With a sliver of shame, Garin met his teacher's eyes, almost afraid the warlock might read the grandiose fantasies in his head. But he didn't expect what he saw
. Kaleras was smiling — more than a thin-lipped gesture, too, but with a glimmer of teeth showing.
"You have talent, lad," he said. "More talent than I've ever seen in an untrained pupil."
Garin opened his mouth, then closed it. What could he say to that? He had never imagined himself particularly talented. His sister and mother might have told him he was bright as a child, but he'd never made much of such words. The nun in the Coral Castle had praised him for learning to read and write quickly, and the Master-at-Arms for picking up on swordplay, and Tal for any number of things. But he'd been too concerned with the Extinguished haunting the halls and the Song and Singer in his head — to make no mention of Wren — to give any of it a spare thought. And even Aelyn had managed a grudging word of praise when Garin had but to glance at a glyph before memorizing it, and each of the cantrips coming easily to him — more easily than to Wren, even.
For the first time in a long time — or perhaps in his life — Garin looked at himself as others had. And he wondered if he might not be more than he ever realized, if he would only allow it.
Kaleras' smile disappeared as quickly as it had come. "But that must suffice for the night. We will travel early tomorrow and require rest."
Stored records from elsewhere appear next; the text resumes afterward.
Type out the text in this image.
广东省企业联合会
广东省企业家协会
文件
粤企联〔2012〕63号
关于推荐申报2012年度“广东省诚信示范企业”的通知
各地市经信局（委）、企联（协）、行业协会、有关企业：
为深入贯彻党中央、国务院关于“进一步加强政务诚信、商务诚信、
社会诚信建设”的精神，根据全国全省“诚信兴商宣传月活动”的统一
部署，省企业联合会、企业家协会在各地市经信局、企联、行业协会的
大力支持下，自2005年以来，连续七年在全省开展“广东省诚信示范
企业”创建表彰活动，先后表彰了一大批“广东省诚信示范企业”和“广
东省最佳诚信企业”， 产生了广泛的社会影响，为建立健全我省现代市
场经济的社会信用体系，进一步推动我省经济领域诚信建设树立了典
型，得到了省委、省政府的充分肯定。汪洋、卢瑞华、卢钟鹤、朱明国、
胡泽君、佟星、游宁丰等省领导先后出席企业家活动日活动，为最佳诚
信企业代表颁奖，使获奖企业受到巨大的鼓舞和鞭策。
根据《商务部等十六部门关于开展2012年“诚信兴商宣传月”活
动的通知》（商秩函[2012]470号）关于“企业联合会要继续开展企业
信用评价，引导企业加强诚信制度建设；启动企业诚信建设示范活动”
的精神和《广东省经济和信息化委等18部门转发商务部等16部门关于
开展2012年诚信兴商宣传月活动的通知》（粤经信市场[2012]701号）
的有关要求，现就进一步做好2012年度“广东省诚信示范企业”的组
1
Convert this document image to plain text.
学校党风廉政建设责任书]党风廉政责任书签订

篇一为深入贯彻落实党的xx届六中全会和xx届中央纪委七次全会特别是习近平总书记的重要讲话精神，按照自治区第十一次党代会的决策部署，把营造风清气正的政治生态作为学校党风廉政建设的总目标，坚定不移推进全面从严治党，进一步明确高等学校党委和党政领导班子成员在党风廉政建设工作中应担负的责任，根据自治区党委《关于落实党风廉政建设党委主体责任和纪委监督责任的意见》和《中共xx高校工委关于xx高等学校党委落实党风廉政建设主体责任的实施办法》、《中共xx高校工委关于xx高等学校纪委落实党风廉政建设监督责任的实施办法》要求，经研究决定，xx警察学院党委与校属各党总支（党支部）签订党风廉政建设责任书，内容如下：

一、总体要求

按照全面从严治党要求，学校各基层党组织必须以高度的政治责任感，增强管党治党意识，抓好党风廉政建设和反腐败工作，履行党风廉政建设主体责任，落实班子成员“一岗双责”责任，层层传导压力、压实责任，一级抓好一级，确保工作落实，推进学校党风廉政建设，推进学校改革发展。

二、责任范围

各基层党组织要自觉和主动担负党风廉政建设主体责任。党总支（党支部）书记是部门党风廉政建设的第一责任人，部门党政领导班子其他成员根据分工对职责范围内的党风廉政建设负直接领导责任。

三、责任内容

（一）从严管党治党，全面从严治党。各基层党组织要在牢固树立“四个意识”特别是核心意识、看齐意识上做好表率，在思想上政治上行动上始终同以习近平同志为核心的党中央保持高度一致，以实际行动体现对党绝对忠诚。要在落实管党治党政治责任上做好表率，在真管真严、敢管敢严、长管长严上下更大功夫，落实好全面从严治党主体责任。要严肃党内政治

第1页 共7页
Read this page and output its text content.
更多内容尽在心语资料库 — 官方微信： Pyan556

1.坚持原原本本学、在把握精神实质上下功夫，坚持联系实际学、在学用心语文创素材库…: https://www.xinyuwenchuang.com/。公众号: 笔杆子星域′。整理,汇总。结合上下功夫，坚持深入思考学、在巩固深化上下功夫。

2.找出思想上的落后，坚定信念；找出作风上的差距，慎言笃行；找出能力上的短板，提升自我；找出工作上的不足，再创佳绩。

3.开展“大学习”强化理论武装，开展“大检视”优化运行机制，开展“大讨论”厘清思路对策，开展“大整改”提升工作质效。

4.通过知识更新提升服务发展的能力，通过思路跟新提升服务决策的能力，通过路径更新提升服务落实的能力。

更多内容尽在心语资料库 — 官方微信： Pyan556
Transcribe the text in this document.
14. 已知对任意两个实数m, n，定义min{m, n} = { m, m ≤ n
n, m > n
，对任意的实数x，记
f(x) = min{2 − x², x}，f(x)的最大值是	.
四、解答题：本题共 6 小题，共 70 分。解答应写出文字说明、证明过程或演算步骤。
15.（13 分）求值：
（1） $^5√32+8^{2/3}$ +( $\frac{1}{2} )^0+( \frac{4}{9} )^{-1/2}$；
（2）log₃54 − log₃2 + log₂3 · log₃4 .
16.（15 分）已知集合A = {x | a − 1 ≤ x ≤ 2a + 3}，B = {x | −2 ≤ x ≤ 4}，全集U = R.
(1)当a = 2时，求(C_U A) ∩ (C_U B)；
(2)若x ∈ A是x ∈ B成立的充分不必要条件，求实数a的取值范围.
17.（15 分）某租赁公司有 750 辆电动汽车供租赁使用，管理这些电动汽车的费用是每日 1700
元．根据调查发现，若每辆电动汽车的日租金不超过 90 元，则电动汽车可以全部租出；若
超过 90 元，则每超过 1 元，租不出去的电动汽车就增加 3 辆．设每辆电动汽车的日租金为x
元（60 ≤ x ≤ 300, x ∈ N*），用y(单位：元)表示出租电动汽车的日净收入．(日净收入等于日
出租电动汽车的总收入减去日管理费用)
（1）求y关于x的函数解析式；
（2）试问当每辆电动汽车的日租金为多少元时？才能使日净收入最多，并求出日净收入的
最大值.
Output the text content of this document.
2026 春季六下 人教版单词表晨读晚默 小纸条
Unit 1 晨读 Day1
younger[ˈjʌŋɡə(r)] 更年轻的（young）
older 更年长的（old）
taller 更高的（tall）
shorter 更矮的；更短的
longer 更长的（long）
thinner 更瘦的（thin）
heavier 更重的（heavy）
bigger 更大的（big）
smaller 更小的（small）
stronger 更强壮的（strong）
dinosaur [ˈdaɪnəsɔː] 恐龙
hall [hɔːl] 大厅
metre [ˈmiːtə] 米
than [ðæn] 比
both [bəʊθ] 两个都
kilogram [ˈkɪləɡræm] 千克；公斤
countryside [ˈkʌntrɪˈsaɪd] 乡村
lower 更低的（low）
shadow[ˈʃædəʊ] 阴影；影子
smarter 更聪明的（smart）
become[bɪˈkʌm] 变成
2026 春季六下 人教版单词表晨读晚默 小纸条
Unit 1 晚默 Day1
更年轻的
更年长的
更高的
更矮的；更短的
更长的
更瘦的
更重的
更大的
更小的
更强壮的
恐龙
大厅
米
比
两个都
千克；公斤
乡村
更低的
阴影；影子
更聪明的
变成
As abruptly as he had begun it, the elderly warlock ended their session. He spared no more words for the others, but stiffly bowed into his shelter and disappeared from sight.
Garin glanced over to find Wren staring at him, eyes bright with the fire and her golden tendrils. As their gazes met, she looked aside. She and Aelyn resumed their lesson with reckless abandon, flames spilling forth from Wren's hands, evoking a fountain of the mage's curses.
He turned away, intending to look as if he sought to relieve himself, though he had no need of it. All he wanted was a moment to think over what had occurred — and, more importantly, silence the Song ringing through his head. Stepping behind a nearby boulder, Garin leaned back against it and breathed for a moment, his eyelids drifting closed. The disparate sounds didn't aggravate as they first had, but soothed his racing thoughts.